76.The second test, which also applies to orders that impose burdens, states that the Minister must be of the opinion that it is desirable to make the order either in terms of the reduction of other burdens or in terms of the benefits for persons that are currently affected by the burdens. This means that the Minister must take into account either the reduction in burdens (which, under section 1(3), must form part of any order) or other benefits for those currently affected by the burdens. Such benefits might include increased legal clarity, less administrative complexity, or less easily defined benefits such as that which would accrue to Welsh people in England if, as is proposed, they were relieved of the burden of not being able to register births or deaths in Welsh. The factors must be significant enough to make the order as a whole desirable.

77.The further limitations on the power included in this section reflect provision made in the 1994 Act. Subsection (3) sets the maximum penalties that can be imposed for a new criminal offence created by an order under the power. The maximum penalty can be higher when the offender is convicted on indictment (in the Crown Court in England or Wales, and in the High Court or the Sheriff’s Court in Scotland) than when he is convicted summarily (in a Magistrates’ Court in England and Wales and in the Sheriff’s Court in Scotland). The maximum penalty is two years’ imprisonment and/or an unlimited fine on indictment or six months’ imprisonment and/or a fine of (currently) £5,000 on summary conviction. This amount will vary as the standard scale is changed or, in the case of the legislation cited in the subsection, the statutory maximum.

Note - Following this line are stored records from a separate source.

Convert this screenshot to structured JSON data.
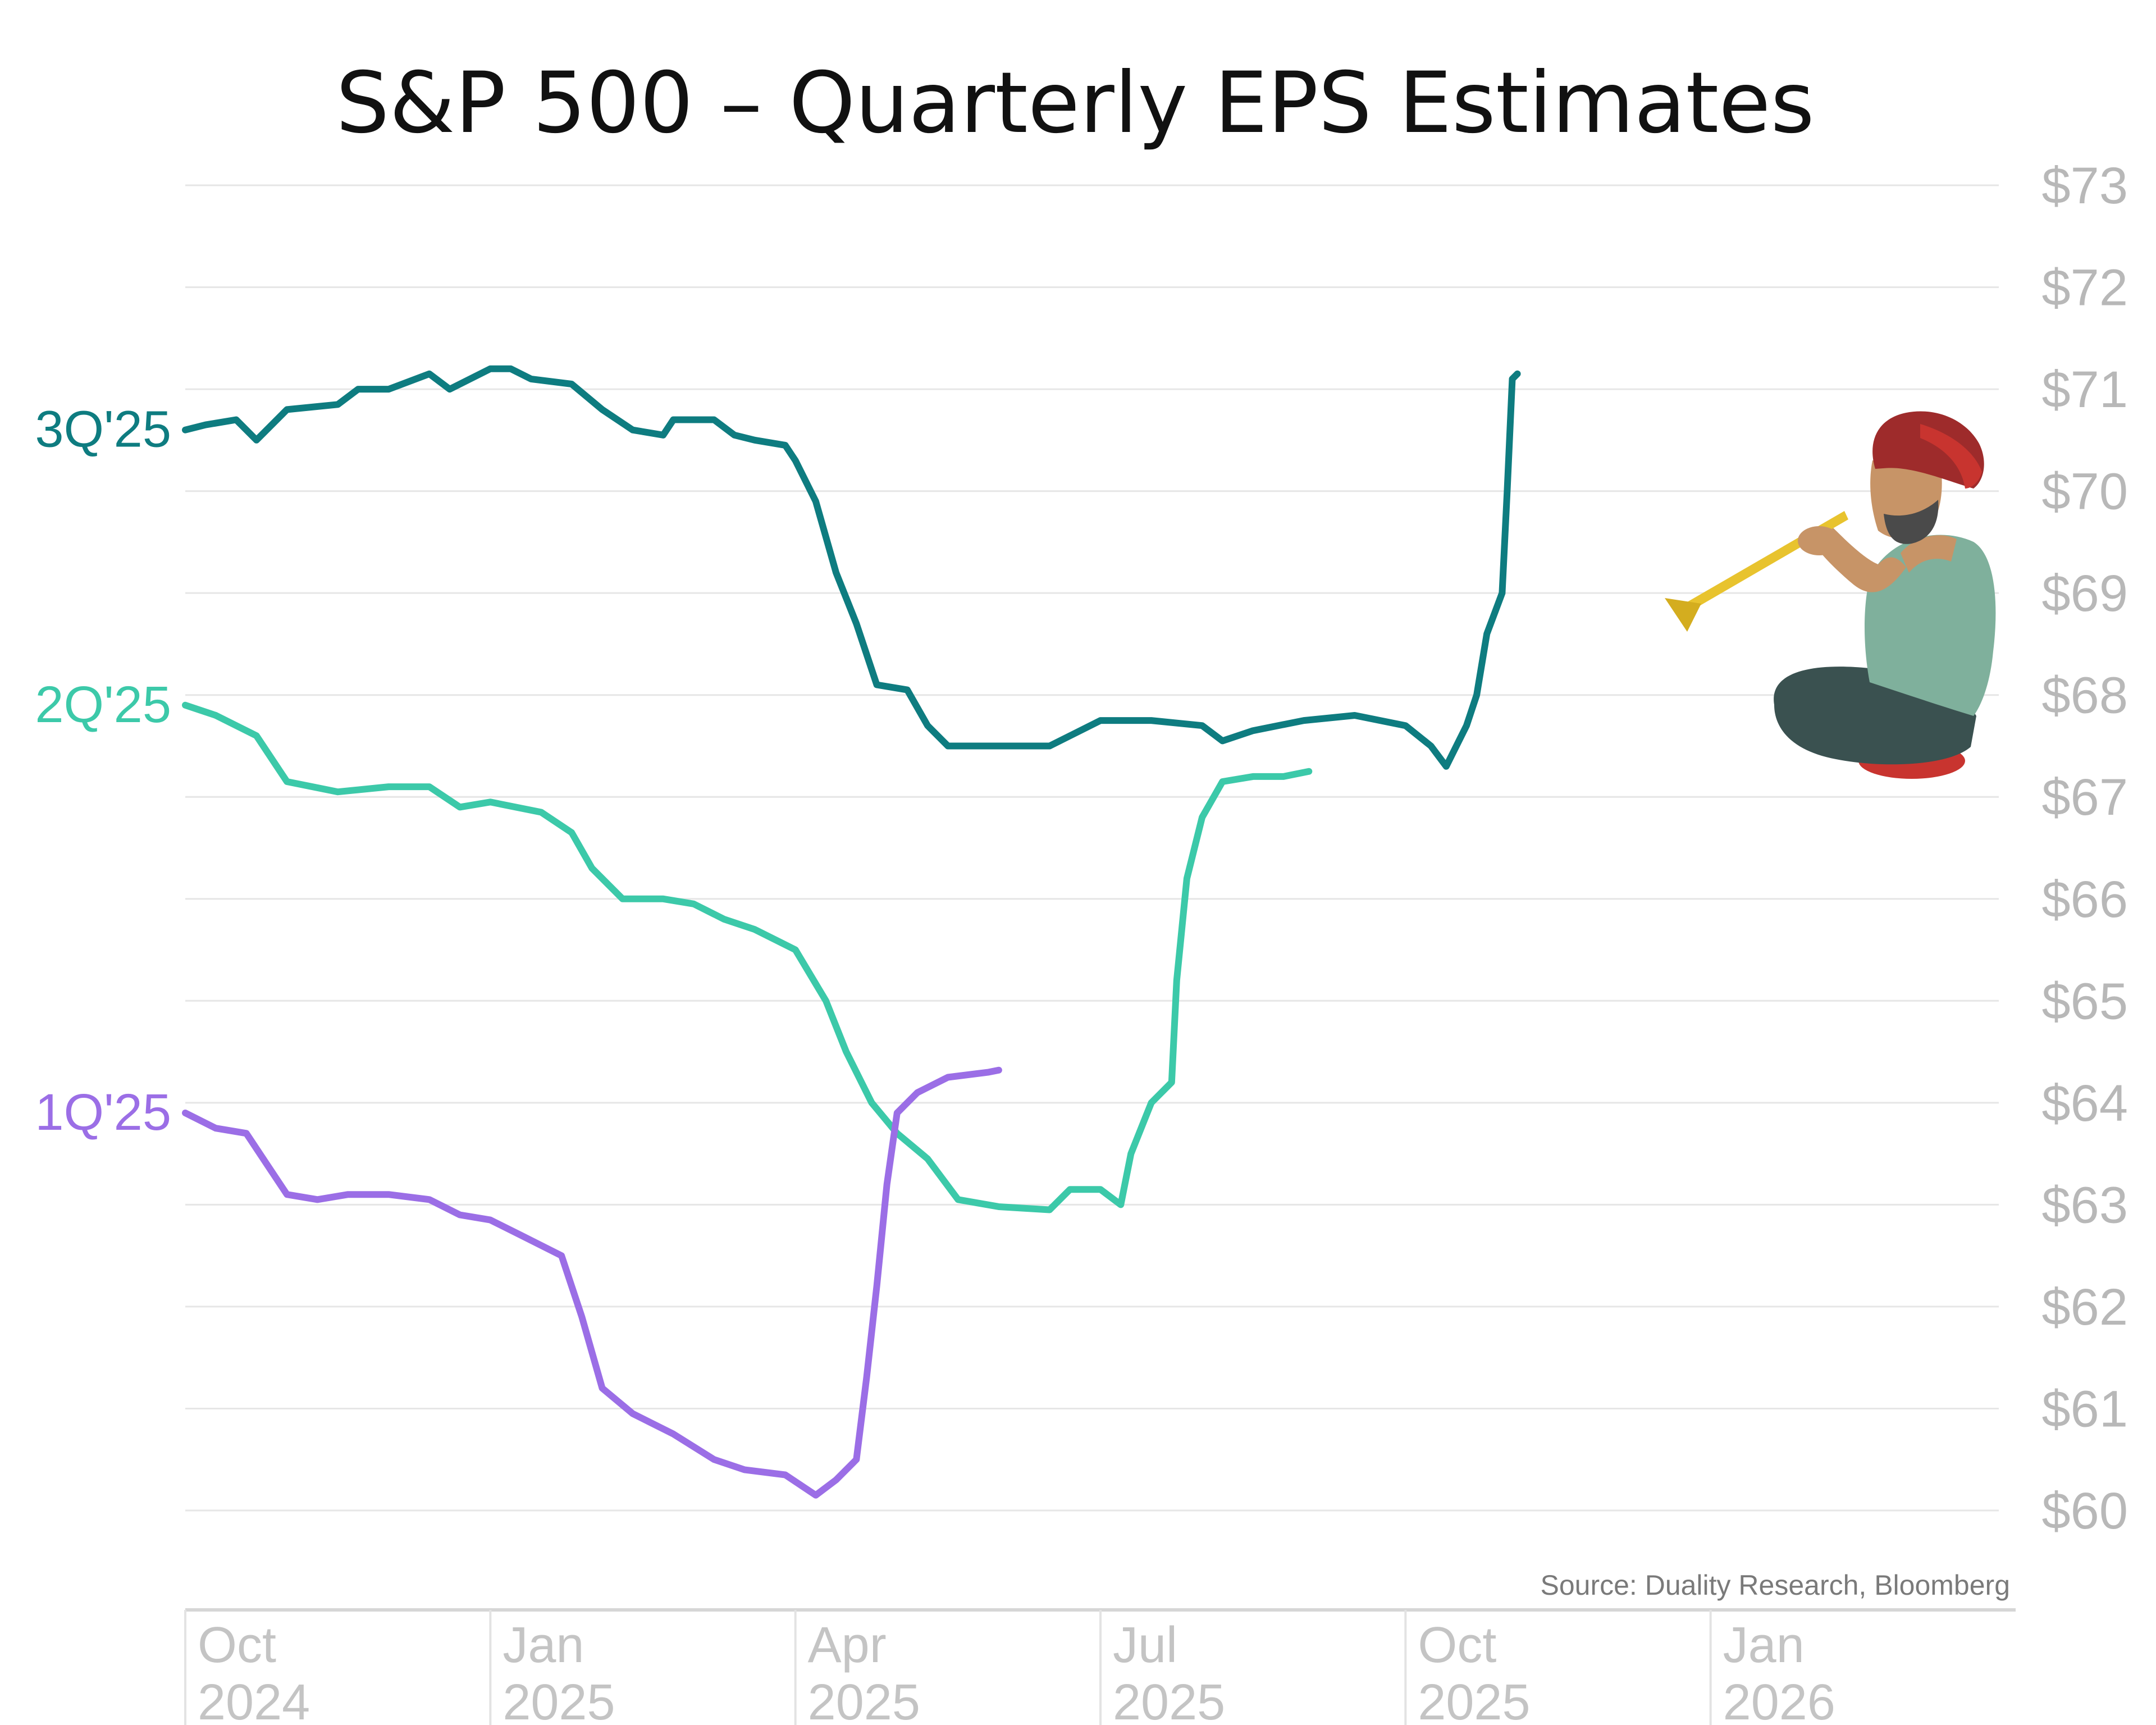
{
  "chart_data": {
    "type": "line",
    "title": "S&P 500 – Quarterly EPS Estimates",
    "source": "Source: Duality Research, Bloomberg",
    "xlabel": "",
    "ylabel": "",
    "ylim": [
      60,
      73
    ],
    "y_ticks": [
      60,
      61,
      62,
      63,
      64,
      65,
      66,
      67,
      68,
      69,
      70,
      71,
      72,
      73
    ],
    "y_tick_labels": [
      "$60",
      "$61",
      "$62",
      "$63",
      "$64",
      "$65",
      "$66",
      "$67",
      "$68",
      "$69",
      "$70",
      "$71",
      "$72",
      "$73"
    ],
    "xlim_months": [
      0,
      18
    ],
    "x_ticks": [
      {
        "month": 0,
        "line1": "Oct",
        "line2": "2024"
      },
      {
        "month": 3,
        "line1": "Jan",
        "line2": "2025"
      },
      {
        "month": 6,
        "line1": "Apr",
        "line2": "2025"
      },
      {
        "month": 9,
        "line1": "Jul",
        "line2": "2025"
      },
      {
        "month": 12,
        "line1": "Oct",
        "line2": "2025"
      },
      {
        "month": 15,
        "line1": "Jan",
        "line2": "2026"
      }
    ],
    "x_unit": "months since Oct 1, 2024",
    "series": [
      {
        "name": "3Q'25",
        "color": "#0e7c80",
        "points": [
          [
            0,
            70.6
          ],
          [
            0.2,
            70.65
          ],
          [
            0.5,
            70.7
          ],
          [
            0.7,
            70.5
          ],
          [
            1.0,
            70.8
          ],
          [
            1.5,
            70.85
          ],
          [
            1.7,
            71.0
          ],
          [
            2.0,
            71.0
          ],
          [
            2.4,
            71.15
          ],
          [
            2.6,
            71.0
          ],
          [
            3.0,
            71.2
          ],
          [
            3.2,
            71.2
          ],
          [
            3.4,
            71.1
          ],
          [
            3.8,
            71.05
          ],
          [
            4.1,
            70.8
          ],
          [
            4.4,
            70.6
          ],
          [
            4.7,
            70.55
          ],
          [
            4.8,
            70.7
          ],
          [
            5.2,
            70.7
          ],
          [
            5.4,
            70.55
          ],
          [
            5.6,
            70.5
          ],
          [
            5.9,
            70.45
          ],
          [
            6.0,
            70.3
          ],
          [
            6.2,
            69.9
          ],
          [
            6.4,
            69.2
          ],
          [
            6.6,
            68.7
          ],
          [
            6.8,
            68.1
          ],
          [
            7.1,
            68.05
          ],
          [
            7.3,
            67.7
          ],
          [
            7.5,
            67.5
          ],
          [
            8.0,
            67.5
          ],
          [
            8.5,
            67.5
          ],
          [
            9.0,
            67.75
          ],
          [
            9.5,
            67.75
          ],
          [
            10.0,
            67.7
          ],
          [
            10.2,
            67.55
          ],
          [
            10.5,
            67.65
          ],
          [
            11.0,
            67.75
          ],
          [
            11.5,
            67.8
          ],
          [
            12.0,
            67.7
          ],
          [
            12.25,
            67.5
          ],
          [
            12.4,
            67.3
          ],
          [
            12.6,
            67.7
          ],
          [
            12.7,
            68.0
          ],
          [
            12.8,
            68.6
          ],
          [
            12.95,
            69.0
          ],
          [
            13.0,
            70.0
          ],
          [
            13.05,
            71.1
          ],
          [
            13.1,
            71.15
          ]
        ]
      },
      {
        "name": "2Q'25",
        "color": "#3cc9a9",
        "points": [
          [
            0,
            67.9
          ],
          [
            0.3,
            67.8
          ],
          [
            0.7,
            67.6
          ],
          [
            1.0,
            67.15
          ],
          [
            1.5,
            67.05
          ],
          [
            2.0,
            67.1
          ],
          [
            2.4,
            67.1
          ],
          [
            2.7,
            66.9
          ],
          [
            3.0,
            66.95
          ],
          [
            3.5,
            66.85
          ],
          [
            3.8,
            66.65
          ],
          [
            4.0,
            66.3
          ],
          [
            4.3,
            66.0
          ],
          [
            4.7,
            66.0
          ],
          [
            5.0,
            65.95
          ],
          [
            5.3,
            65.8
          ],
          [
            5.6,
            65.7
          ],
          [
            6.0,
            65.5
          ],
          [
            6.3,
            65.0
          ],
          [
            6.5,
            64.5
          ],
          [
            6.75,
            64.0
          ],
          [
            7.0,
            63.7
          ],
          [
            7.3,
            63.45
          ],
          [
            7.6,
            63.05
          ],
          [
            8.0,
            62.98
          ],
          [
            8.5,
            62.95
          ],
          [
            8.7,
            63.15
          ],
          [
            9.0,
            63.15
          ],
          [
            9.2,
            63.0
          ],
          [
            9.3,
            63.5
          ],
          [
            9.5,
            64.0
          ],
          [
            9.7,
            64.2
          ],
          [
            9.75,
            65.2
          ],
          [
            9.85,
            66.2
          ],
          [
            10.0,
            66.8
          ],
          [
            10.2,
            67.15
          ],
          [
            10.5,
            67.2
          ],
          [
            10.8,
            67.2
          ],
          [
            11.05,
            67.25
          ]
        ]
      },
      {
        "name": "1Q'25",
        "color": "#9b6ee6",
        "points": [
          [
            0,
            63.9
          ],
          [
            0.3,
            63.75
          ],
          [
            0.6,
            63.7
          ],
          [
            0.8,
            63.4
          ],
          [
            1.0,
            63.1
          ],
          [
            1.3,
            63.05
          ],
          [
            1.6,
            63.1
          ],
          [
            2.0,
            63.1
          ],
          [
            2.4,
            63.05
          ],
          [
            2.7,
            62.9
          ],
          [
            3.0,
            62.85
          ],
          [
            3.3,
            62.7
          ],
          [
            3.7,
            62.5
          ],
          [
            3.9,
            61.9
          ],
          [
            4.1,
            61.2
          ],
          [
            4.4,
            60.95
          ],
          [
            4.8,
            60.75
          ],
          [
            5.2,
            60.5
          ],
          [
            5.5,
            60.4
          ],
          [
            5.9,
            60.35
          ],
          [
            6.2,
            60.15
          ],
          [
            6.4,
            60.3
          ],
          [
            6.6,
            60.5
          ],
          [
            6.7,
            61.3
          ],
          [
            6.8,
            62.2
          ],
          [
            6.9,
            63.2
          ],
          [
            7.0,
            63.9
          ],
          [
            7.2,
            64.1
          ],
          [
            7.5,
            64.25
          ],
          [
            7.9,
            64.3
          ],
          [
            8.0,
            64.32
          ]
        ]
      }
    ]
  },
  "illustration": {
    "subject": "seated-flute-player",
    "colors": {
      "turban": "#9e2b2b",
      "turban_band": "#c8342f",
      "skin": "#c79467",
      "beard": "#4a4a4a",
      "flute": "#e8c32e",
      "shirt": "#7fb09c",
      "pants": "#3a5150",
      "cushion": "#c8342f"
    }
  }
}
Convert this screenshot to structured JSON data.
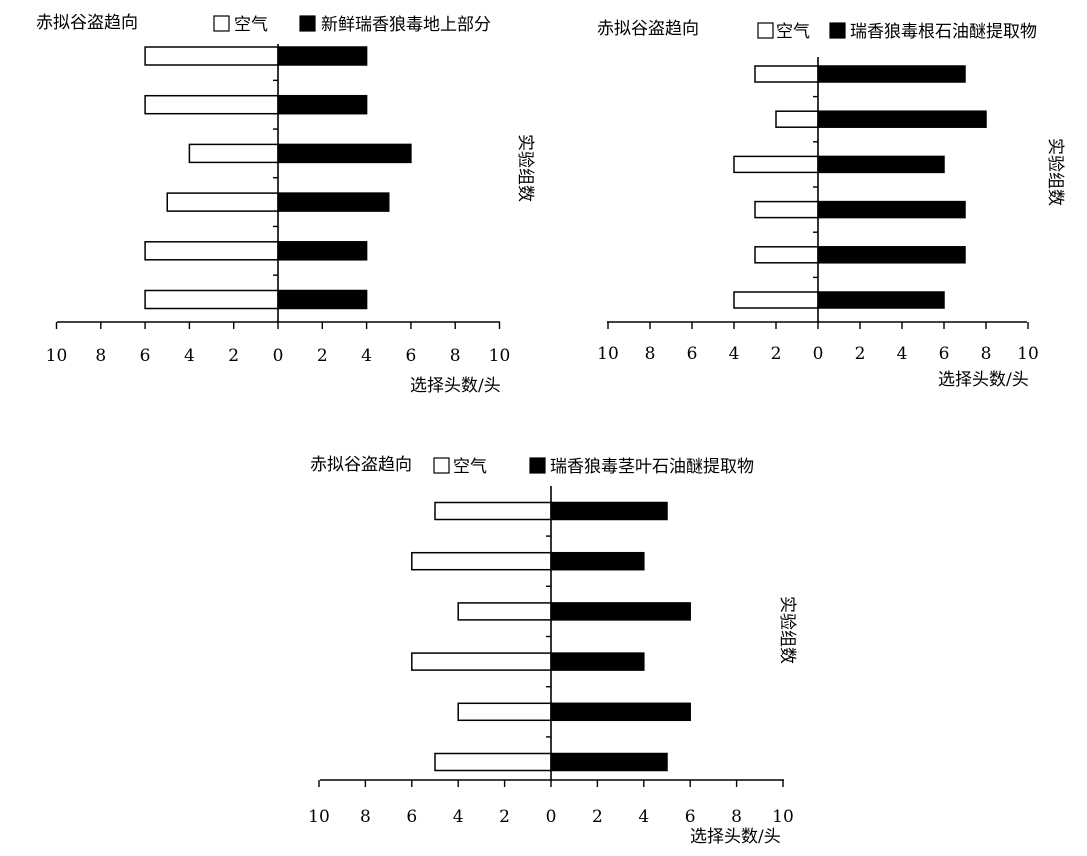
{
  "chart_data": [
    {
      "type": "bar",
      "orientation": "horizontal-diverging",
      "title": "赤拟谷盗趋向",
      "xlabel": "选择头数/头",
      "ylabel": "实验组数",
      "xlim": [
        -10,
        10
      ],
      "tick_labels": [
        "10",
        "8",
        "6",
        "4",
        "2",
        "0",
        "2",
        "4",
        "6",
        "8",
        "10"
      ],
      "series": [
        {
          "name": "空气",
          "color": "#ffffff",
          "values": [
            6,
            6,
            4,
            5,
            6,
            6
          ]
        },
        {
          "name": "新鲜瑞香狼毒地上部分",
          "color": "#000000",
          "values": [
            4,
            4,
            6,
            5,
            4,
            4
          ]
        }
      ]
    },
    {
      "type": "bar",
      "orientation": "horizontal-diverging",
      "title": "赤拟谷盗趋向",
      "xlabel": "选择头数/头",
      "ylabel": "实验组数",
      "xlim": [
        -10,
        10
      ],
      "tick_labels": [
        "10",
        "8",
        "6",
        "4",
        "2",
        "0",
        "2",
        "4",
        "6",
        "8",
        "10"
      ],
      "series": [
        {
          "name": "空气",
          "color": "#ffffff",
          "values": [
            3,
            2,
            4,
            3,
            3,
            4
          ]
        },
        {
          "name": "瑞香狼毒根石油醚提取物",
          "color": "#000000",
          "values": [
            7,
            8,
            6,
            7,
            7,
            6
          ]
        }
      ]
    },
    {
      "type": "bar",
      "orientation": "horizontal-diverging",
      "title": "赤拟谷盗趋向",
      "xlabel": "选择头数/头",
      "ylabel": "实验组数",
      "xlim": [
        -10,
        10
      ],
      "tick_labels": [
        "10",
        "8",
        "6",
        "4",
        "2",
        "0",
        "2",
        "4",
        "6",
        "8",
        "10"
      ],
      "series": [
        {
          "name": "空气",
          "color": "#ffffff",
          "values": [
            5,
            6,
            4,
            6,
            4,
            5
          ]
        },
        {
          "name": "瑞香狼毒茎叶石油醚提取物",
          "color": "#000000",
          "values": [
            5,
            4,
            6,
            4,
            6,
            5
          ]
        }
      ]
    }
  ]
}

78.Some offences are triable either summarily or on indictment, and subsection (4) ensures that the relevant limits in subsection (3) apply to certain cases involving minors.

79.Subsection (5) limits the enforcement powers which can be conferred by a regulatory reform order. Powers of forcible entry, search and seizure, and powers to compel people to give evidence, may only be conferred in similar circumstances to provision made for that purpose in the legislation being reformed.